Living in Tehran under Ayatollah Khomeini's reign and during Iran's long war with Iraq, Shideh (Narges Rashidi) feels the world closing in on her, a suffocation that comes to feel almost tactile through the specificity with which Anvari details her day to day. The relatively new fundamentalist regime has just denied her readmission to medical school because she supported the liberal opposition. She has to swathe herself in a chador before going out, although she wears sleeveless shirts and keeps her heads uncovered at home. Even in her own apartment, she must hide the VCR that plays her beloved Jane Fonda workout tape when a repairman arrives, afraid of being arrested if he sees and reports the forbidden electronics.
That's enough to upset anyone's equilibrium, but there are hints that Shideh may be psychologically unstable as well, from her husband Iraj's (Bobby Naderi) comment that her being forbidden to go back to medical school was “probably for the best,” to their daughter Dorsa's (Avin Manshadi) fear at being left alone with her when Iraj is called back to war.

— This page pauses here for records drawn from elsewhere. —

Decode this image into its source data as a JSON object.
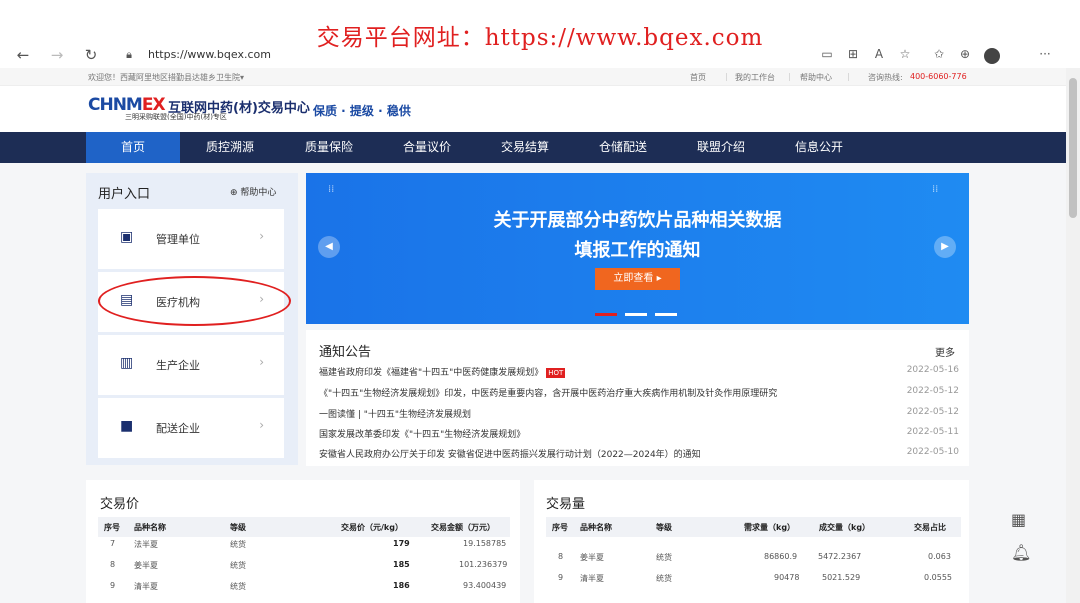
{
  "overlay_title": "交易平台网址：https://www.bqex.com",
  "browser": {
    "url": "https://www.bqex.com",
    "back_icon": "arrow-left-icon",
    "forward_icon": "arrow-right-icon",
    "reload_icon": "reload-icon",
    "menu_label": "···"
  },
  "topstrip": {
    "welcome": "欢迎您！西藏阿里地区措勤县达雄乡卫生院▾",
    "links": [
      "首页",
      "我的工作台",
      "帮助中心"
    ],
    "hotline_label": "咨询热线:",
    "hotline": "400-6060-776"
  },
  "logo": {
    "brand_a": "CHNM",
    "brand_x": "EX",
    "name": "互联网中药(材)交易中心",
    "sub": "三明采购联盟(全国)中药(材)专区",
    "slogan": "保质 · 提级 · 稳供"
  },
  "nav": [
    "首页",
    "质控溯源",
    "质量保险",
    "合量议价",
    "交易结算",
    "仓储配送",
    "联盟介绍",
    "信息公开"
  ],
  "user_panel": {
    "title": "用户入口",
    "help": "⊕ 帮助中心",
    "items": [
      {
        "label": "管理单位",
        "icon": "building-icon"
      },
      {
        "label": "医疗机构",
        "icon": "hospital-icon"
      },
      {
        "label": "生产企业",
        "icon": "factory-icon"
      },
      {
        "label": "配送企业",
        "icon": "truck-icon"
      }
    ]
  },
  "banner": {
    "line1": "关于开展部分中药饮片品种相关数据",
    "line2": "填报工作的通知",
    "button": "立即查看 ▸"
  },
  "notices": {
    "title": "通知公告",
    "more": "更多",
    "hot_badge": "HOT",
    "items": [
      {
        "text": "福建省政府印发《福建省\"十四五\"中医药健康发展规划》",
        "date": "2022-05-16",
        "hot": true
      },
      {
        "text": "《\"十四五\"生物经济发展规划》印发，中医药是重要内容，含开展中医药治疗重大疾病作用机制及针灸作用原理研究",
        "date": "2022-05-12"
      },
      {
        "text": "一图读懂 | \"十四五\"生物经济发展规划",
        "date": "2022-05-12"
      },
      {
        "text": "国家发展改革委印发《\"十四五\"生物经济发展规划》",
        "date": "2022-05-11"
      },
      {
        "text": "安徽省人民政府办公厅关于印发 安徽省促进中医药振兴发展行动计划（2022—2024年）的通知",
        "date": "2022-05-10"
      }
    ]
  },
  "trade_price": {
    "title": "交易价",
    "headers": [
      "序号",
      "品种名称",
      "等级",
      "交易价（元/kg）",
      "交易金额（万元）"
    ],
    "rows": [
      [
        "7",
        "法半夏",
        "统货",
        "179",
        "19.158785"
      ],
      [
        "8",
        "姜半夏",
        "统货",
        "185",
        "101.236379"
      ],
      [
        "9",
        "清半夏",
        "统货",
        "186",
        "93.400439"
      ]
    ]
  },
  "trade_volume": {
    "title": "交易量",
    "headers": [
      "序号",
      "品种名称",
      "等级",
      "需求量（kg）",
      "成交量（kg）",
      "交易占比"
    ],
    "rows": [
      [
        "8",
        "姜半夏",
        "统货",
        "86860.9",
        "5472.2367",
        "0.063"
      ],
      [
        "9",
        "清半夏",
        "统货",
        "90478",
        "5021.529",
        "0.0555"
      ]
    ]
  }
}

Dorsa’s fear seems justified by the rapid downhill slide their home life takes as soon as mother and daughter are on their own and the home that has been Shideh’s only refuge, the one place where she can shed the chador and operate like an autonomous adult, becomes just another menacing trap.
Authoritarian male voices squawking instructions over loudspeakers add to the perception that Shideh is surrounded by hostile forces. So do the air raids that send her and Dorsa and their neighbors down to the basement of their building. The masking tape that forms large X’s over her windows to keep glass from shattering inside the apartment during an explosion and the way the camera dashes nervously through the building or hovers in the hallway outside an open door, as Shideh and Dorsa rush about during an air raid, underline the fact that even their home is no longer a safe place.
Amped-up Iraqi attacks on Tehran cause most of the neighbors to abandon the building, making it feel unsettling in its emptiness. Even eerier is the missile that tears through the roof off of the building and embeds itself unexploded in the middle of a neighbor’s living room. Later, a large crack in the ceiling of Shideh’s formerly orderly apartment, caused by one of the bombings, takes on an otherworldly feel as Shideh sees what appears to be shadowy shapes whooshing in through it. Under the Shadow is abundant in such symbols and metaphors, for Shideh’s increasing nervousness and the untenable situation she finds herself in. They’re impossible to ignore, and some are more belabored than others, but they’re powerful nonetheless.
As Shideh’s ostensible madness escalates, manifestations of Iraj—a figure that appears in and then slides out of Shideh’s bed, a static-y voice on the phone—rail at her for being “useless” and unfit mother. Meanwhile, the search for a doll the real Iraj gave to Dorsa transforms the inside of their apartment into a war zone as Shideh frantically empties shelves and knocks over furniture. All the running up and down stairwells and the obsessing over Dorsa’s doll can feel redundant after a while, but the tedium serves a purpose, mirroring the shrinking of Shideh’s world and her growing distress in the face of her entrapment. And scenes like the one in which the shadowy woman’s chador envelops Shideh, nearly suffocating her until she fights free, are spookily and movingly expressive of the tenuous position of women in 1980s Iran, a vivid illustration of how hard women like Shideh must work just to carve out a little breathing room for themselves and their daughters.